What do you want to know
Listen to this article here
The Biden-Harris administration issued an email to borrowers on Thursday, letting them know what to expect as applications for student debt relief open in October.
In what the administration called the first of “regular updates” to borrowers, the email detailed the application process and reminded recipients of their eligibility.
The application will be a short online form and applicants will not need to upload any documents or use their Federal Student Aid ID (FSAID) to apply.
Although the email did not specify when exactly in October the application for student debt relief will open, it noted that the application window will remain open for more than a year: from October 2022 to end of December 2023.
In total, borrowers are eligible for $10,000 in federal student loan forgiveness, plus an additional $10,000 for borrowers who received Pell grants to attend college.
“Borrowers are eligible for this relief if their individual income is less than $125,000 or $250,000 for households,” the Biden-Harris administration said.
Applications for Student Debt Relief Open in October
The email added that once a borrower submits their application, the FSA will review it and determine the applicant’s eligibility. The agency will work with the borrower’s loan manager to process the relief and will contact the borrower directly if more information is needed.
Notably, around 8 million borrowers will not have to do anything to receive their aid, as the US Department of Education already has their relevant income data.
To be notified when applications open in October, request email updates at United States Department of Education website.
“Our goal is to provide borrowers with a seamless and simple experience, working closely with the services that will actually process the relief,” the administration said.
Thursday’s email update comes months after Biden made the historic announcement to cancel student debt in August. And it comes just over a month before the midterm elections, when the popularity of the student debt relief plan will be tested.
The student debt relief plan not celebrated by all
Some on the left have criticized the plan for not going far enough to eliminate the heavy debt of a generation of Americans.
With the cost of a college education rising astronomically over the past two decades, 40 million Americans combined owe approximately $1.7 trillion in student debt.
For months, progressives have urged Biden to forgive $50,000 or all of student loan debt to stimulate economic activity and support working families.
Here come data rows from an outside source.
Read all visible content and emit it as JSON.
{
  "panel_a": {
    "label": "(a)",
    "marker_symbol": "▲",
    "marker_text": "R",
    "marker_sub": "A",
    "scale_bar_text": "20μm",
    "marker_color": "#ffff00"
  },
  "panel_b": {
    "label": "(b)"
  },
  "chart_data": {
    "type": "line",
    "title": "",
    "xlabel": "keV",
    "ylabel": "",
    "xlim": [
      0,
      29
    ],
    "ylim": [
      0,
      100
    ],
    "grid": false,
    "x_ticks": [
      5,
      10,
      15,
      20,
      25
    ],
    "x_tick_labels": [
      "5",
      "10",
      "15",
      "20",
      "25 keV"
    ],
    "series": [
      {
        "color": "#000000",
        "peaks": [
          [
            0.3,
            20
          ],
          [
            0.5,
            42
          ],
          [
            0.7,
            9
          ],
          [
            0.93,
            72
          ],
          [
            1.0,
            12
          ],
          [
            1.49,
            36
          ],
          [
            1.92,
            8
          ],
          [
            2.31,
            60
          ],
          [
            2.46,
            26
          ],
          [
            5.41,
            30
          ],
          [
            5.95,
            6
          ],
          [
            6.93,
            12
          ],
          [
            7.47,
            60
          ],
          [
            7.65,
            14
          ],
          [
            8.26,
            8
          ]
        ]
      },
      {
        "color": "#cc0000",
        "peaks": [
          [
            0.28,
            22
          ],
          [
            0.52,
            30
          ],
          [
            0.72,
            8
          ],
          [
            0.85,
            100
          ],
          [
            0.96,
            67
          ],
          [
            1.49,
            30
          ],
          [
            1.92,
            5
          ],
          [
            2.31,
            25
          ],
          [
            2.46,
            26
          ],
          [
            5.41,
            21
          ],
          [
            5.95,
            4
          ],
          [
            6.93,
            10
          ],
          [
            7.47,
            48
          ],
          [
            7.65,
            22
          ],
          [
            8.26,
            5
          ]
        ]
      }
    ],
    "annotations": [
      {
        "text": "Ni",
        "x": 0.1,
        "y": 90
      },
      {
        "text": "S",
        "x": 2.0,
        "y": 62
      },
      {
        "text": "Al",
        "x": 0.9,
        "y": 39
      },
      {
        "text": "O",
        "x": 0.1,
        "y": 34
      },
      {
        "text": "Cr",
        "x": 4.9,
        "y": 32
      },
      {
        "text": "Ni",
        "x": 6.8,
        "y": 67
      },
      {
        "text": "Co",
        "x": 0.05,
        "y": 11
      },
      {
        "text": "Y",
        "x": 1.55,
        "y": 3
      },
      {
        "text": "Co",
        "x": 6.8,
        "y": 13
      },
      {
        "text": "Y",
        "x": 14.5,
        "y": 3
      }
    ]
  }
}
And a Brookings study notes how student loan debt contributes to the racial wealth gap between black and white Americans.
“It’s time we made higher education accessible and affordable for everyone, because we all deserve to pursue the American dream, regardless of race, ethnicity, income or family,” said Shadelle Gregory, partner at the Fitzhugh Mullin Institute. wrote for the Hill in August.
Meanwhile, Republicans have argued that it’s an unfair decision that will contribute to higher inflation.
In mid-September, nearly half of the country’s governors, all Republicans, signed a letter to President Joe Biden asking him to withdraw his plans to cancel student loan debt, according to NPR.
“College may not be the right decision for all Americans, but for students who took out loans, it was their decision: capable adults and willing borrowers who knowingly agreed to the terms of the loan and agreed to go into debt in exchange for taking classes,” the letter reads. “An expensive degree isn’t the key to unlocking the American Dream – hard work and personal responsibility are.”
Lawsuit filed against the emergency services
In the first major challenge to the plan, a public interest attorney filed a lawsuit against the relief. Plaintiff Frank Garrison complained that by receiving student debt relief, he will be forced to pay taxes on the amount that will be forgiven, CNN reported.
Still, some legal experts have dismissed the lawsuit, saying that since the plan allows borrowers to opt out of relief, the lawsuit is flawed and irrelevant.
It remains to be seen whether other last-minute attempts to block relief will pass.
In addition to extending the last payment break until October 31 and providing up to $20,000 in relief, there are other notable changes to the plan.
For new borrowers and those with balances in excess of the relief, borrowers will only be required to make monthly payments at or below 5% of their Discretionary Income, as opposed to the previous rule of 10%. It also increases the amount of income that can qualify as non-discretionary to ensure that no borrower earning 225% of the federal poverty level, or about $15 an hour, has to make monthly payments on their loans.
Additionally, the US Department of Education will now cancel loans for borrowers who make regular payments after 10 years instead of the previous 20-year rule. And, perhaps most importantly, the Biden-Harris administration is taking steps to cover the borrower’s unpaid monthly interest, ensuring that no one’s loan amount will increase as long as they make their payments.
“We have confirmed that graduate student borrowers will be included in this cancellation,” said Jessica Thompson, vice president of the Institute for College Access and Success. “Again: same income thresholds, same amounts.